Die nicht mal 4.000 km, die meine Bullet auf dem Tacho hatte, standen im krassen Gegensatz zu ihrem optischen Zustand. Kunststück, war ich doch schon ihr fünfter Besitzer! Im Laufe der Zeit ersetzte ich die gebrochene Kickstarterwelle, polierte sämtliche Aludeckel, ließ Blechteile lackieren und ersetzte fehlende oder kaputte Teile, wobei mein Fundus an ausrangierten Enfield-Teilen oft sehr hilfreich war. Wie empfohlen, nahm ich auch Zylinder und Zylinderkopf noch einmal ab und sah nach den Kolbenringen. Der Zylinder wurde glasgestrahlt und mit glänzendem Oldtimer-Zylinderlack gespritzt welcher im heimischen Backofen eingebrannt wurde.
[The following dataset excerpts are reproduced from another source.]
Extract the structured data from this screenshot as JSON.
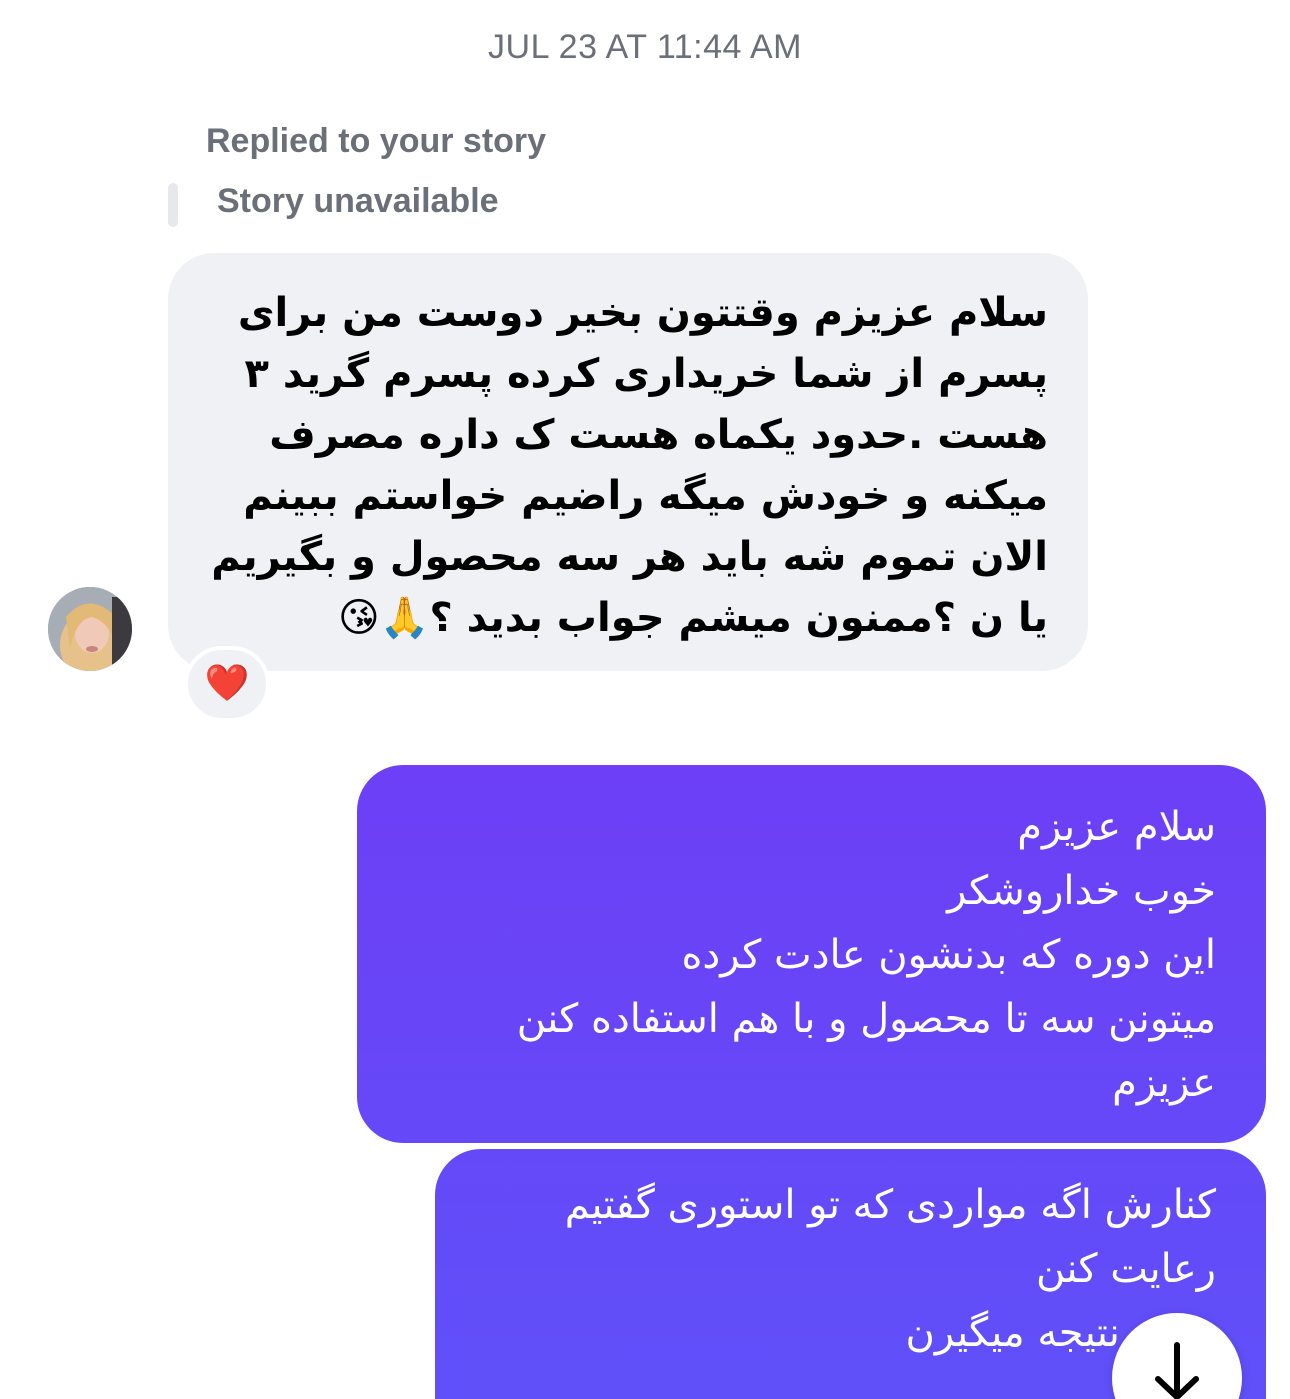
{
  "conversation": {
    "timestamp": "JUL 23 AT 11:44 AM",
    "reply_context": {
      "label": "Replied to your story",
      "story_status": "Story unavailable"
    },
    "incoming_message": {
      "text": "سلام عزیزم وقتتون بخیر دوست من برای\nپسرم از شما خریداری کرده پسرم گرید ۳\nهست .حدود یکماه هست ک داره مصرف\nمیکنه و خودش میگه راضیم خواستم ببینم\nالان تموم شه باید هر سه محصول  و بگیریم\nیا ن ؟ممنون میشم جواب بدید ؟🙏😘",
      "reaction": "❤️"
    },
    "outgoing_messages": [
      {
        "text": "سلام عزیزم\nخوب خداروشکر\nاین دوره که بدنشون عادت کرده\nمیتونن سه تا محصول و با هم استفاده کنن\nعزیزم"
      },
      {
        "text": "کنارش اگه مواردی که تو استوری گفتیم\nرعایت کنن\nخیلی نتیجه میگیرن"
      }
    ],
    "scroll_button_icon": "arrow-down-icon"
  },
  "colors": {
    "incoming_bubble": "#eff1f4",
    "outgoing_bubble": "#6549f8",
    "meta_text": "#6b6f78"
  }
}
Der Kolben, die Kolbenringe und der Zylinderkopf sahen gut aus (die Silberbronze fiel auf dem Alu nicht so auf) und so baute ich alles wieder zusammen. Ganz nebenbei ruinierte ich beim Ausbau der Gabel noch das Lenkkopflager und da die Gabel jetzt schon mal draußen war, konnte ich auch das Gabelöl wechseln. Das war auch gut so, denn im linken Standrohr befand sich mehr Wasser als Gabelöl!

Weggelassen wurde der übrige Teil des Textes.